Center for Computational Biology, College of Biological Sciences and Technology, Beijing Forestry University, Beijing 100083, China.
Malcom Randall VA Medical Center, Gainesville, FL 32610, USA; Department of Surgery, University of Florida, Box 100128, Gainesville, FL 32610, USA; Department of Biomedical Engineering, University of Florida, Gainesville, FL 32610, USA.
Drug Discov Today. 2019 Mar;24(3):883-889. doi: 10.1016/j.drudis.2019.01.009. Epub 2019 Jan 25.

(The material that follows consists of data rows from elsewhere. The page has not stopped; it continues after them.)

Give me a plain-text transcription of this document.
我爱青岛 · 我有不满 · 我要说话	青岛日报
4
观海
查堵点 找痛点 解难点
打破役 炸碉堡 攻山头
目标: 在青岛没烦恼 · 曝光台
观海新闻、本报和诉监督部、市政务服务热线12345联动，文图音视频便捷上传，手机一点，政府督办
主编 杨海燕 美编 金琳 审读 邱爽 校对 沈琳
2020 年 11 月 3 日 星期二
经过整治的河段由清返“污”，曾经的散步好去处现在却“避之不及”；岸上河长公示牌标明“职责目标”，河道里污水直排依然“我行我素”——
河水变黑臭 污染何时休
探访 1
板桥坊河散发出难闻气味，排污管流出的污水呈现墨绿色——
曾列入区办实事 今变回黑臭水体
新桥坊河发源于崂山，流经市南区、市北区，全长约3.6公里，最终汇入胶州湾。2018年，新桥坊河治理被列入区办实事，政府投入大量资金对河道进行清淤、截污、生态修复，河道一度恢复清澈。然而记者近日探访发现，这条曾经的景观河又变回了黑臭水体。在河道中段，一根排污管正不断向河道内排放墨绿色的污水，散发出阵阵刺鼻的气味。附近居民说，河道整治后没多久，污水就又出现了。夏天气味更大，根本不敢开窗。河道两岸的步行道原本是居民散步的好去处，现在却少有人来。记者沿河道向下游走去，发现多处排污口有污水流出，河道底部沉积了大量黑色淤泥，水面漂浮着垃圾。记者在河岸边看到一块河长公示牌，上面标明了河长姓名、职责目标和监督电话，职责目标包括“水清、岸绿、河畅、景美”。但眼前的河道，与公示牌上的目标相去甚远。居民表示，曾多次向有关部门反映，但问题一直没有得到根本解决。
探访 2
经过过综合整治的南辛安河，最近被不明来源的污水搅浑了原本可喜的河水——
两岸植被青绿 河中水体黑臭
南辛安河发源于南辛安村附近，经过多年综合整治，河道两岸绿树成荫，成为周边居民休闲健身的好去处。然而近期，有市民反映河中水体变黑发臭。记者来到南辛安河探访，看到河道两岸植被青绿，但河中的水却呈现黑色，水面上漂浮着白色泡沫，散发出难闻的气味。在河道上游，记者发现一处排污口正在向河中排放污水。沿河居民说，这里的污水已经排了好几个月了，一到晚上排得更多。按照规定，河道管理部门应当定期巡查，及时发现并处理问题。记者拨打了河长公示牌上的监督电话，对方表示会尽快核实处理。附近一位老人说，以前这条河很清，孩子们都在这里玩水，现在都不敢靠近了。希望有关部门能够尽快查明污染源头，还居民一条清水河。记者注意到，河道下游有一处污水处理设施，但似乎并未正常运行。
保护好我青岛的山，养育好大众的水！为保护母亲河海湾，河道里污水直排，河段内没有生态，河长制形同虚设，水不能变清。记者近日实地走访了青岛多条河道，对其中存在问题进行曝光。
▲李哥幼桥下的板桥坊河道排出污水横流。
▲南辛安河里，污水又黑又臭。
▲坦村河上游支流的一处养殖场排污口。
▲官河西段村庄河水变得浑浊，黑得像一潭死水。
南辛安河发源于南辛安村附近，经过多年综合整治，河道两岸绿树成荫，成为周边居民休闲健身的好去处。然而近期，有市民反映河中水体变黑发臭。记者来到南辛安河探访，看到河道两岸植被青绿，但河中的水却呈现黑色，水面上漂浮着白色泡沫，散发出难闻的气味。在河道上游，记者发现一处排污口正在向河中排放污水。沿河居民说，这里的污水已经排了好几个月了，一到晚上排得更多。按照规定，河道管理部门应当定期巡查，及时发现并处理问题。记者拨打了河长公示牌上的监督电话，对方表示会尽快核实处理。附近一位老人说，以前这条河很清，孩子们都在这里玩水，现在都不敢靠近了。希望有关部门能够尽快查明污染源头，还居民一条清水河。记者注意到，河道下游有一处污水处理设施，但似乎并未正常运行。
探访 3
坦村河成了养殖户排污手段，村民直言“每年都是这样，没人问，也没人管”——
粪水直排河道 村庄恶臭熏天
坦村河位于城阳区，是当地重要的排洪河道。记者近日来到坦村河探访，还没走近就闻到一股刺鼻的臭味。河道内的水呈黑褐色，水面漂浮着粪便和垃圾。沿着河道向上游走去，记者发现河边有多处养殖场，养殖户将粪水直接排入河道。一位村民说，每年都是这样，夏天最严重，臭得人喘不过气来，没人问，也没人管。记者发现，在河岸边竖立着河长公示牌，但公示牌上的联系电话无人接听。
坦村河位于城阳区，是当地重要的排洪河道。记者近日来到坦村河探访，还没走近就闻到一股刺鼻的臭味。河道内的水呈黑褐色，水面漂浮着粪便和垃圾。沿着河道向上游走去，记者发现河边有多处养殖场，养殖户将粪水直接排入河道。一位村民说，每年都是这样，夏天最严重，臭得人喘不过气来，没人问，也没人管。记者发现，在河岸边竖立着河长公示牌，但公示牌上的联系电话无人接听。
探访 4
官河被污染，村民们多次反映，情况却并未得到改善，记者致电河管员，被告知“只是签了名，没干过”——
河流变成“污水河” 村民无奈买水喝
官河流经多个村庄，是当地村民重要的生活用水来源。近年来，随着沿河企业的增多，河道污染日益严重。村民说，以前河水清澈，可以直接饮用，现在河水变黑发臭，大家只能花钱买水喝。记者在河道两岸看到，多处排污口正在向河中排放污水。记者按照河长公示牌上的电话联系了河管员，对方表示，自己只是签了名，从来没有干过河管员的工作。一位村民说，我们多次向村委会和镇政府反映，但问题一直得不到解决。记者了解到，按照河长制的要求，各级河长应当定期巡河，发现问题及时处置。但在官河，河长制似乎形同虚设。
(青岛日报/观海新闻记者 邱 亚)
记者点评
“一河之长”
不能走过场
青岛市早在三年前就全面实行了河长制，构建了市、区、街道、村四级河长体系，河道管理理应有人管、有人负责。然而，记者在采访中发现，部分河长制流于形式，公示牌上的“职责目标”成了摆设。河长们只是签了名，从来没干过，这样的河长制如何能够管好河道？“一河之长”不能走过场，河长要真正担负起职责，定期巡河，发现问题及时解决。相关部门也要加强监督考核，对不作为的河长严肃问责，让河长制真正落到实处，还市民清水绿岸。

The personalized therapy for hypertension needs comprehensive knowledge about how blood pressures (BPs; systolic and diastolic) and their pulsatile and steady components are controlled by genetic factors. Here, we propose a unified pharmacodynamic (PD) functional mapping framework for identifying specific quantitative trait loci (QTLs) that mediate multivariate response-dose curves of BP. This framework can characterize how QTLs govern pulsatile and steady components through jointly regulating systolic and diastolic pressures. The model can quantify the genetic effects of individual QTLs on maximal drug effect, the maximal rate of drug response, and the dose window of maximal drug response. This unified mapping framework provides a tool for identifying pharmacological genes potentially useful to design the right medication and right dose for patients.
高血压的个性化治疗需要综合了解血压(收缩压和舒张压)及其脉动和稳定成分受遗传因素控制的方式。在这里,我们提出了一个统一的药效动力学(PD)功能映射框架,用于识别介导血压多变量反应-剂量曲线的特定数量性状位点(QTL)。该框架可以通过共同调节收缩压和舒张压来描述 QTL 如何控制脉动和稳定成分。该模型可以量化单个 QTL 对最大药物效应、药物反应最大速率以及最大药物反应剂量窗口的遗传效应。这个统一的映射框架为识别潜在的药理学基因提供了一种工具,这些基因可能有助于为患者设计正确的药物和剂量。